The Chemical Safety Board held the hearing at Torrance City Hall in part to release findings from its investigation into the refinery explosion, which has been a major contributor to high gasoline prices in the Los Angeles area.
The investigation found multiple safety-management problems that led to the incident and endangered the lives of "many community members." The oversight agency also said that Exxon Mobil has ignored or given incomplete responses to 49% of its subpoena requests.
Ablett accused the Chemical Safety Board of "overreach" in its request for documents. "It's important to remember that the CSB does not have unlimited jurisdiction," he said.
But Vanessa Allen Sutherland, the board's chairwoman, said that "our jurisdiction is very broad. Our goal is to learn as much as possible."
U.S. Rep. Ted Lieu (D-Torrance) said during the hearing that he was troubled by Exxon Mobil's refusal to respond to all requests for documents and information.
"Refineries are not supposed to explode," Lieu said. "What is it that they have to hide?"
Exxon Mobil is selling the refinery to PBF Energy, which has said the refinery must be repaired before the deal closes.
Wednesday night's hearing drew a standing-room-only crowd of more than 300. Many said they were employees or contractors at the refinery, and they defended Exxon Mobil.
Michelle Livergood, 53, who has lived in Torrance for 44 years, said Exxon Mobil officials once considered her "their worst nightmare." But now a contractor at the plant, Livergood said she has learned how important safety is to the company.
"We work every day to be safe," Livergood testified. "I do enjoy working there, and they're good people."
Some residents criticized the refinery as a threat to the community that should be closed.
In addition to health and safety concerns the refinery might pose to nearby residents, emissions from the plant continue to contribute to climate change, Exxon Mobil's critics said.
"That refinery has to go," said 58-year-old Joe Galliani, who has lived in Torrance for 23 years and works on climate issues for 350.org. "Exxon has no credibility in this city or in this country."
The Torrance plant accounts for 10% of the state's refined gasoline capacity and 20% in Southern California. Since the explosion, Exxon Mobil has operated the plant at less than 20% normal capacity. That has contributed to L.A. region gasoline prices that have reached as high as $1.50 above the national average.
On Thursday, the U.S. average for a gallon of regular was $1.93. In the L.A. area the price was $2.99, according to AAA.
The high prices, strongly criticized by advocacy organization Consumer Watchdog, have helped other oil refiners' profits.
California gas prices typically run higher than the rest of the nation because of the mandated special blend of less-polluting fuel as well as higher taxes and fees. But the refinery outages have created inventory shortages that caused an even wider gap.

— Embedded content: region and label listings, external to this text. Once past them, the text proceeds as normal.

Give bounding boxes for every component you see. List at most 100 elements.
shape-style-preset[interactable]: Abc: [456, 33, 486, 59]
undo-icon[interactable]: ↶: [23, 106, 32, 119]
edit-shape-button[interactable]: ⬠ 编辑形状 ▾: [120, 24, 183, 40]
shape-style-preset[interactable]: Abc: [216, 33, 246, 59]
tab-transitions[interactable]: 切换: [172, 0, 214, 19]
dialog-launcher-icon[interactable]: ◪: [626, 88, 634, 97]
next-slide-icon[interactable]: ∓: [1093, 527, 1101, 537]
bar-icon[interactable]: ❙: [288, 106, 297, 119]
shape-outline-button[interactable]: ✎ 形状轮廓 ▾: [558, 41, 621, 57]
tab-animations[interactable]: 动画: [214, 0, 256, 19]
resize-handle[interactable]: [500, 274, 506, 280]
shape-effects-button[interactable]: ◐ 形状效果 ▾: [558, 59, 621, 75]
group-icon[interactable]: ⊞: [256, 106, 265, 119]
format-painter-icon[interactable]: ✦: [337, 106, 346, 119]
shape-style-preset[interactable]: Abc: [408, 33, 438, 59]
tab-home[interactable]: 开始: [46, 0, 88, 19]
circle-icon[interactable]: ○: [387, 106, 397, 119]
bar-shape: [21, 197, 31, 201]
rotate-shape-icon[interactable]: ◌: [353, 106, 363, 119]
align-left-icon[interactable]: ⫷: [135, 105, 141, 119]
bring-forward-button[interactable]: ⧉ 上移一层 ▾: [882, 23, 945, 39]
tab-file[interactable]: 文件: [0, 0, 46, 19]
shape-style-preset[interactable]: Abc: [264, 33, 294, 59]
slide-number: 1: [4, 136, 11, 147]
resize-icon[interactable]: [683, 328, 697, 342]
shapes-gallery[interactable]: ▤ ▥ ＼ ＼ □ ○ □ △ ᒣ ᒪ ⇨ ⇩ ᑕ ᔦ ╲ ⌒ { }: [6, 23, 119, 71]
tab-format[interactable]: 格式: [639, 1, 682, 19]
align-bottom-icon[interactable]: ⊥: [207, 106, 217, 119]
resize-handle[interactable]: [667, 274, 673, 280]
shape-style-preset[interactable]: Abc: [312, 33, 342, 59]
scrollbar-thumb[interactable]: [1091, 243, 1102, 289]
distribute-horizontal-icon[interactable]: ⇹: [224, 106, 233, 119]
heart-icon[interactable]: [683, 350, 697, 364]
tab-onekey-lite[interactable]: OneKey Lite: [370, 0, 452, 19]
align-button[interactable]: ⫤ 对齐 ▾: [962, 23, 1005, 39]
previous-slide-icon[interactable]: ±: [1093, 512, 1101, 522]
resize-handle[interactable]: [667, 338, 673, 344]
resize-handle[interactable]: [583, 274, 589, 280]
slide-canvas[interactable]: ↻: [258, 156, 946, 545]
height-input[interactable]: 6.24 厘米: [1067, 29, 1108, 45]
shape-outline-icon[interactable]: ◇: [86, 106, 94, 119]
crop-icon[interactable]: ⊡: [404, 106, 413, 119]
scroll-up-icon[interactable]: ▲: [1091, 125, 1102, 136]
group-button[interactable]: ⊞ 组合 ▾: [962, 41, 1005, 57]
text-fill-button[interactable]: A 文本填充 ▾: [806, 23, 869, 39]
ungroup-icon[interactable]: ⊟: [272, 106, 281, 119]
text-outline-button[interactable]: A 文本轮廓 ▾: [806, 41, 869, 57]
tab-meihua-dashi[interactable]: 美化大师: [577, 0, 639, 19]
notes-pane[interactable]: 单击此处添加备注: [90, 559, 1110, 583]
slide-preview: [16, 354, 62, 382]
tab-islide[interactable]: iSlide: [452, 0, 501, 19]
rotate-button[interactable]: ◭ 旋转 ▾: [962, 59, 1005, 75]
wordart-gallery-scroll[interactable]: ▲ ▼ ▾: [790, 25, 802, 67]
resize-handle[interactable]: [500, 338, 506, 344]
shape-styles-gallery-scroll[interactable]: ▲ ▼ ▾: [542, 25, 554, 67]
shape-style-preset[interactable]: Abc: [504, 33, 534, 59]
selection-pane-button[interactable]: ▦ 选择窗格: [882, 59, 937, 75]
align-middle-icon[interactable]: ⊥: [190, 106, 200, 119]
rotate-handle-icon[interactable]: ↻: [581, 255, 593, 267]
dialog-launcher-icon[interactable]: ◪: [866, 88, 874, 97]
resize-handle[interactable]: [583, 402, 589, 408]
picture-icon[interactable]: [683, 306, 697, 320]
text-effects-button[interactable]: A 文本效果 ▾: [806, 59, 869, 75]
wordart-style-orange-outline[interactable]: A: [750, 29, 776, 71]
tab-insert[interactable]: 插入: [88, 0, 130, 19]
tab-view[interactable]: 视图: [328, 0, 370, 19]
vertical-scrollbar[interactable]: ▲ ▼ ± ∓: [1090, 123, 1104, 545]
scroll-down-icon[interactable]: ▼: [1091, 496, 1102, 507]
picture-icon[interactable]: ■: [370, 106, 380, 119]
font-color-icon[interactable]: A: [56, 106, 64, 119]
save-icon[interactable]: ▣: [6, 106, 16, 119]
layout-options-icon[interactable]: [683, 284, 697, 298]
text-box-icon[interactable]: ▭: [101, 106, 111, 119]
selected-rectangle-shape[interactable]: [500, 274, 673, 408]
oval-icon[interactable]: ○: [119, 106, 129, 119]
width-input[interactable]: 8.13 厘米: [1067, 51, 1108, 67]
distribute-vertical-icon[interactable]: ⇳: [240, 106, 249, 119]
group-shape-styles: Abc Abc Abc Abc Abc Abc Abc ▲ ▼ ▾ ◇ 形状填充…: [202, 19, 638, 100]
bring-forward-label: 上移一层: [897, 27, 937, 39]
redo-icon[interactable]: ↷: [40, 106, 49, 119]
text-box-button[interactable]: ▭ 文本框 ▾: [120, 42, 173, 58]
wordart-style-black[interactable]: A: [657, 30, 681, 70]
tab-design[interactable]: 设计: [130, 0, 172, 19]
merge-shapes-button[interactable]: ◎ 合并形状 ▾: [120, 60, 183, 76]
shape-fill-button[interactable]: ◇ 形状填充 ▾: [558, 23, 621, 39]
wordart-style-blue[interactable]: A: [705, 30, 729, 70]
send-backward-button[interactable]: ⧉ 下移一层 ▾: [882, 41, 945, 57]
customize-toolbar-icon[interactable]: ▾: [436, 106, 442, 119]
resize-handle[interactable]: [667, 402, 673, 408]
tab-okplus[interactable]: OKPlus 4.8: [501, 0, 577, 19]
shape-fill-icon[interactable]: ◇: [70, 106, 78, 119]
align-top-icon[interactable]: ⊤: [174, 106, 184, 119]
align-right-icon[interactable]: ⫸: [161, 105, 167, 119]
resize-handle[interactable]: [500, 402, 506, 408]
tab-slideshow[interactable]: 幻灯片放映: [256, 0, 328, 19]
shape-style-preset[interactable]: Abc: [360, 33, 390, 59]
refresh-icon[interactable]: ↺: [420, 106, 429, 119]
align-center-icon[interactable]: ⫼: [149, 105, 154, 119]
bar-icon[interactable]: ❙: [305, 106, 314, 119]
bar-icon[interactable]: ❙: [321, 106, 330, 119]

Lieu said many people don't want to see the refinery close, but he said more has to be done to ensure public safety.
"We want it to go back into full operation," Lieu said. "We also want it to be safe."
In addition to destroying the plant's pollution control system, the explosion spewed debris that nearly struck a tank filled with hydrofluoric acid. If the tank had ruptured and the acid had leaked out, those exposed could have suffered severe injuries or been killed.
"A near miss is an extraordinary event," said Jerad Denton, a lawyer and investigator with the Chemical Safety Board.
Investigators said a lack of proper analysis of conditions, proper safeguards and timely maintenance of equipment contributed to the explosion.
The state is working on setting standards and requirements that ensure proper analysis to help prevent the kinds of troubles that led to the Torrance explosion.
Chemical Safety Board investigators said current California safety management guidelines lack important safety requirements, but if the proposed reforms were in place, they would likely have prevented the explosion.
Even so, Ablett dismissed reports about threats to public health and safety from the explosion.
"Contrary to speculation and the worst-case scenarios, they simply don't take into account the procedures we have in place," Ablett said.
Chemical Safety Board member Kristen Kulinowski said she found it difficult to believe Exxon Mobil's defense that the tank containing hydrofluoric acid was not vulnerable to debris weighing tens of thousands of pounds hurtling through the air.
"I having a little hard time with that scenario," Kulinowski said.